Now let’s run another Transform. This time let’s run the “To Snapshots between Dates [Wayback Machine].” This can be extremely helpful when performing a penetration test as it could reveal important information such as past vulnerabilities, changes in security configurations, deprecated or hidden pages, and subdomains.
Right-click on the domain, and in the search bar, search for “wayback” then select “To Snapshots between Dates [Wayback Machine],” and finally click run.
On the next screen, choose the begin and end dates for the search and click Run!
Once the Transform completes, you will be shown the Wayback Machine data found. With this information, you could click on a specific date and open the URL for further information gathering and investigations.
Maltego is an extremely powerful tool and can do so much more than what we’ve shown you here. Using Maltego, you could map out the digital footprint of a target organization, including identifying key employees, emails, social media profiles, or devices.
This information can be used with tools like the Social Engineer Toolkit for information gathering. It can be used to create:
Phishing Campaigns: Information gathered about email addresses and social connections could aid in crafting targeted phishing emails.
Spear Phishing and Social Engineering Attacks: Insights into the relationships between entities might inform more advanced spear-phishing or social engineering attacks.

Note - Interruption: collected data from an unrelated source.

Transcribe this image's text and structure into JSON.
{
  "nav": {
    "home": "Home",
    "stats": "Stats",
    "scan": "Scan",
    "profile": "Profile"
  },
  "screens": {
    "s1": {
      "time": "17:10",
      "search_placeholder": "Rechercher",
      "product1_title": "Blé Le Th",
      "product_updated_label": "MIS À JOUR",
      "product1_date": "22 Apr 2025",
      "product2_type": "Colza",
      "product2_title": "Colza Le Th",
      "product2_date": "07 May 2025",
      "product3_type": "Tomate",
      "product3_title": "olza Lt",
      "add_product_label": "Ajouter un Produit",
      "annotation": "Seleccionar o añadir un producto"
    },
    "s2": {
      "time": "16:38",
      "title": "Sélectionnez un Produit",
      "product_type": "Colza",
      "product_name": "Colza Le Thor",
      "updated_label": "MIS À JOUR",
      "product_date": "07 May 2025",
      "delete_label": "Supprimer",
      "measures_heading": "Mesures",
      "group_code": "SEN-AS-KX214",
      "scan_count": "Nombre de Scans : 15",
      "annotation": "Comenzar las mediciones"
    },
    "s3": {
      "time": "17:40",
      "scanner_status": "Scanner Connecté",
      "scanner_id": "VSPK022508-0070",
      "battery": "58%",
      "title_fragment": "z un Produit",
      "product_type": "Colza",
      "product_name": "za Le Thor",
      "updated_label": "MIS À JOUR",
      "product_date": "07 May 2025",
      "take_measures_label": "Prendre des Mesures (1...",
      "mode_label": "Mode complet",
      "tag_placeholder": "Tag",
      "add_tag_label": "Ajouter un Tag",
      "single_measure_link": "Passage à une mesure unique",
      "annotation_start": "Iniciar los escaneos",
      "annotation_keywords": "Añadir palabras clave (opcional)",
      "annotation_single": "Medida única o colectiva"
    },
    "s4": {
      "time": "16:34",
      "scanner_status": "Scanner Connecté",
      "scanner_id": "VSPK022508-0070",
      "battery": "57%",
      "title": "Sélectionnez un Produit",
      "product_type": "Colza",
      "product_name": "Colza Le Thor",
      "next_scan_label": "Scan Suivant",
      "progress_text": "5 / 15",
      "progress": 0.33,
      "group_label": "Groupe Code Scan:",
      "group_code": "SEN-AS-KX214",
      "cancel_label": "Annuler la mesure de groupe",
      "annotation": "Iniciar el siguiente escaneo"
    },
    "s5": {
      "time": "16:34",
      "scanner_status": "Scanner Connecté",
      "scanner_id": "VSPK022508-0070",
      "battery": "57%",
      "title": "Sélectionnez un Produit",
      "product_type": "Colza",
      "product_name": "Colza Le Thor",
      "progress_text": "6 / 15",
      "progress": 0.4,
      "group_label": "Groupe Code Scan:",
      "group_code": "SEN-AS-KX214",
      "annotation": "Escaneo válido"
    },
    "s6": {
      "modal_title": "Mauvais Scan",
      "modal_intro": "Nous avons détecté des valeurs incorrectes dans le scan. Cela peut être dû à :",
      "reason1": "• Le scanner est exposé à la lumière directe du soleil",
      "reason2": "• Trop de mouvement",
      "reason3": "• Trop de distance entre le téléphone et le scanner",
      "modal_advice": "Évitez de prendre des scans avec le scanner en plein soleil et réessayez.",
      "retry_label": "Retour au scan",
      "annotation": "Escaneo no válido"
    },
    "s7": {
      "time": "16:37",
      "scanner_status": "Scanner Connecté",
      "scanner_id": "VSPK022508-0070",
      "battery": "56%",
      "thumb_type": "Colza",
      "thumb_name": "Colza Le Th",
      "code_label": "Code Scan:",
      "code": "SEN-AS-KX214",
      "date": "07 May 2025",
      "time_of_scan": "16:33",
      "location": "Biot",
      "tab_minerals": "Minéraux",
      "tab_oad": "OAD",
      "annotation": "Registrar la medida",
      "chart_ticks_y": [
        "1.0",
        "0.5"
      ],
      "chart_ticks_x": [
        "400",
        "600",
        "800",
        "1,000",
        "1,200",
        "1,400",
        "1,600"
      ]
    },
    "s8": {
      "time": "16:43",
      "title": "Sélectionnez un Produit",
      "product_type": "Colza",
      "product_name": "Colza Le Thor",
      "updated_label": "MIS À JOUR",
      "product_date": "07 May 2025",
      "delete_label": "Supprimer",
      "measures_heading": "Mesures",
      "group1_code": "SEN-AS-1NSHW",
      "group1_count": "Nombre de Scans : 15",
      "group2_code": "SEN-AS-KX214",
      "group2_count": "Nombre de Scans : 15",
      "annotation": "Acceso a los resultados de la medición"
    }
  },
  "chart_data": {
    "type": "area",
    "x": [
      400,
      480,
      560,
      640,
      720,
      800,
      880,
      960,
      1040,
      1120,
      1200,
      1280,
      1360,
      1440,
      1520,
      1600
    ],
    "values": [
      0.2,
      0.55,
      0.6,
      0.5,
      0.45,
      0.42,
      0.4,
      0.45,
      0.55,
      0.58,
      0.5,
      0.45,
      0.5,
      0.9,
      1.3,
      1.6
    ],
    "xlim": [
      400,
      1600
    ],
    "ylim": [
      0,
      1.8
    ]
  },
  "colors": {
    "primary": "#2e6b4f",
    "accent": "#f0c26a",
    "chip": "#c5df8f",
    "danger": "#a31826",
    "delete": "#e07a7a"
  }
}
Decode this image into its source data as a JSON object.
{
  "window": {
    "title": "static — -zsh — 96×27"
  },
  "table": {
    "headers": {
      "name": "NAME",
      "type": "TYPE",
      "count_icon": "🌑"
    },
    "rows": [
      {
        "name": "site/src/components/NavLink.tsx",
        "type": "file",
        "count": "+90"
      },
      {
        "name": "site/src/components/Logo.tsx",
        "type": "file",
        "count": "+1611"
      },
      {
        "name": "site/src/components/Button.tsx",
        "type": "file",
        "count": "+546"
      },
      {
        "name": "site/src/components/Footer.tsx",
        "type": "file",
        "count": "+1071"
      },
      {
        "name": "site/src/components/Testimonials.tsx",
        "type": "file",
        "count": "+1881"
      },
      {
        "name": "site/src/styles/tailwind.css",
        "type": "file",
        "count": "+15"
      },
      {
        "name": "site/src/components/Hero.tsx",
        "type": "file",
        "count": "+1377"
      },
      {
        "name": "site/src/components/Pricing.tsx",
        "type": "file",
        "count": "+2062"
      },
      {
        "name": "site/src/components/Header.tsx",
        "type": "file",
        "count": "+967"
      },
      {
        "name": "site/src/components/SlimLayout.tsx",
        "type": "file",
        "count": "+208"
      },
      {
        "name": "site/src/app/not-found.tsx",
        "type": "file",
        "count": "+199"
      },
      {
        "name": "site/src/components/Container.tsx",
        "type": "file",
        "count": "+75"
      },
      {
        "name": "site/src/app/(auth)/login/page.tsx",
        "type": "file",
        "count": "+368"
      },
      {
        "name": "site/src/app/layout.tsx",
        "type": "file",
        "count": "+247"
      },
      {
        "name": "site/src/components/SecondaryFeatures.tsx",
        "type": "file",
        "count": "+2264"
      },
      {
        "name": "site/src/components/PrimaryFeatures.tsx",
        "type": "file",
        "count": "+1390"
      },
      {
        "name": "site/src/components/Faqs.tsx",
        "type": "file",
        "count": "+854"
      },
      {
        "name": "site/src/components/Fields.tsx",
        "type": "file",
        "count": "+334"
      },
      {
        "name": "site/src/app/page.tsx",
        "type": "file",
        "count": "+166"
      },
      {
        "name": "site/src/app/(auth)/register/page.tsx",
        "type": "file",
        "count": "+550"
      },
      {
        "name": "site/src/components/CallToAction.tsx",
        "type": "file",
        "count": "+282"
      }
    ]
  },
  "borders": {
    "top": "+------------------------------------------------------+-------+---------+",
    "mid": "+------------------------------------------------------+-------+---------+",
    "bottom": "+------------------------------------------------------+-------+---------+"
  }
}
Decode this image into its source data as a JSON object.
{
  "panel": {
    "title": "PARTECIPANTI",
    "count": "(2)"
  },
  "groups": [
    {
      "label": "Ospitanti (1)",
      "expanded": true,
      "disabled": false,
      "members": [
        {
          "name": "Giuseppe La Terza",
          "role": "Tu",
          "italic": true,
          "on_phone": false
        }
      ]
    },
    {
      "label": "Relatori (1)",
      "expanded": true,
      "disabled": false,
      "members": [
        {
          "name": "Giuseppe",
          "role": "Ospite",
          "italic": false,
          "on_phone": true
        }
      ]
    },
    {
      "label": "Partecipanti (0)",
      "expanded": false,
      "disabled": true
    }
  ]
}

Let's talk about some Maltego usage best practices. Maltego is a very versatile tool that can do many things, and there are some things you can do to work more effectively and intelligently before and while using it. Our list of recommendations for working with Maltego is provided below.
- Create a Strong Workflow: Understand your goal before you start. Map out what you want to uncover and tailor your search accordingly.
- Use Transforms Wisely: Transforms are queries that fetch you different data types. Learn them well, and use only what's necessary. Too many unnecessary Transforms may clutter your results.
- Secure Your Data: Maltego can pull sensitive information. Make sure you handle it with care.
- Stay Up to Date: The digital world and tools like Maltego change rapidly. Regularly update to the latest version to keep up with new features and security enhancements.
- Use Entities Properly: Entities are the building blocks in Maltego. Use them correctly to represent the data you're working with.
- Use Notes and Bookmarks: You can attach notes to entities, connections and bookmark essential elements. This helps track why something is important or how you discovered it.
- Export and Share with Care: You can export your findings to share with others. But remember, this might include sensitive data, so only share it with those who need it.
As you can see, Maltego is a powerful tool used in penetration testing and other investigations. It provides a graphical representation of your data and enables clear visualization of complex relationships and connections, and aids in the thinking process.
In this article, we began by explaining Maltego and guiding you through its installation process. Next, we demonstrated how to get Maltego up and running, and we introduced you to the main interface. Following that, we dove into initiating an investigation and working with Transforms. Finally, we outlined some best practices to follow when using Maltego.
We've just scratched the surface of what Maltego can do, but you should now understand how to use this tool effectively.